Details on the Latest Update

The new version of the guidelines now states that active surveillance is preferred for most patients with low-risk prostate cancer and a life expectancy of 10 years or more. 

“The panel confirmed that the utilization of active surveillance as a management strategy should be strongly considered for most patients with very low- and low-risk prostate cancer,” Dr Schaeffer said. “However, the panel also acknowledged that there is heterogeneity across the low-risk disease group and that some factors may be associated with an increased probability of near-term grade reclassification.”

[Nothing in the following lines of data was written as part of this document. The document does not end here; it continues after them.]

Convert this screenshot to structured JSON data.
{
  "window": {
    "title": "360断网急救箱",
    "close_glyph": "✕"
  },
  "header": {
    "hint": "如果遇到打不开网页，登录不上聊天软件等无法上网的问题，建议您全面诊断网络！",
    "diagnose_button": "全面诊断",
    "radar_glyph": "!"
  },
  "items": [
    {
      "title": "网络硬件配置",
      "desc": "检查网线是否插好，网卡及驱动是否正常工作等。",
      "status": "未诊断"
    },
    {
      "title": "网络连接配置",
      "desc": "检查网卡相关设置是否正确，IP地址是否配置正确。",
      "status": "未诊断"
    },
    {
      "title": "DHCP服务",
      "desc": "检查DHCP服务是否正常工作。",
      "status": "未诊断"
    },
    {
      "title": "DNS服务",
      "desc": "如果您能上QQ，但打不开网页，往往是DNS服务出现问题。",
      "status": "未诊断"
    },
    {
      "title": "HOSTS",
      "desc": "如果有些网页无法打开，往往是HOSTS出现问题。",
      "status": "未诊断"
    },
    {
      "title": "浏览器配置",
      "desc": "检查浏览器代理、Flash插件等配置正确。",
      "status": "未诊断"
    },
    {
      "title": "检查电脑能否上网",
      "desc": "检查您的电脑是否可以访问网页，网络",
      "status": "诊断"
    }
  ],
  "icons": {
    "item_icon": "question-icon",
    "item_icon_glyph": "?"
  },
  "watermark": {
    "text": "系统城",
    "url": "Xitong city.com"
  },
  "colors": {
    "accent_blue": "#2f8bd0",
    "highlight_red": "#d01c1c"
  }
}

These factors include high prostate-specific antigen (PSA) density, 3 or more positive cores, high genomic risk, and/or a known BRCA2 germline mutation, according to the guidelines. 

“In some of these cases, upfront treatment with radical prostatectomy or prostate radiation therapy may be preferred based on shared decision-making with the patient,” the guidelines state. 

In response to the new guideline change, Dr Cooperberg tweeted, “Very glad to see this update! Great news and clarity for patients.” 

“Maybe the first social media win in Urology?” tweeted Benjamin J. Davies, MD, a professor of urology at the University of Pittsburgh in Pennsylvania.

References

  1. NCCN Clinical Practice Guidelines in Oncology, Prostate Cancer, Version 2.2022. Published November 30, 2021. Accessed November 30, 2021. https://www.nccn.org/guidelines/guidelines-detail?category=1&id=1459
  2. NCCN Clinical Practice Guidelines in Oncology, Prostate Cancer, Version 1.2022. Published September 10, 2021. Accessed November 30, 2021. https://www.nccn.org/guidelines/guidelines-detail?category=1&id=1459
  3. Forster V. Docs disagree with update to NCCN guidelines for prostate cancer. Cancer Therapy Advisor. Published October 29, 2021. Accessed November 30, 2021.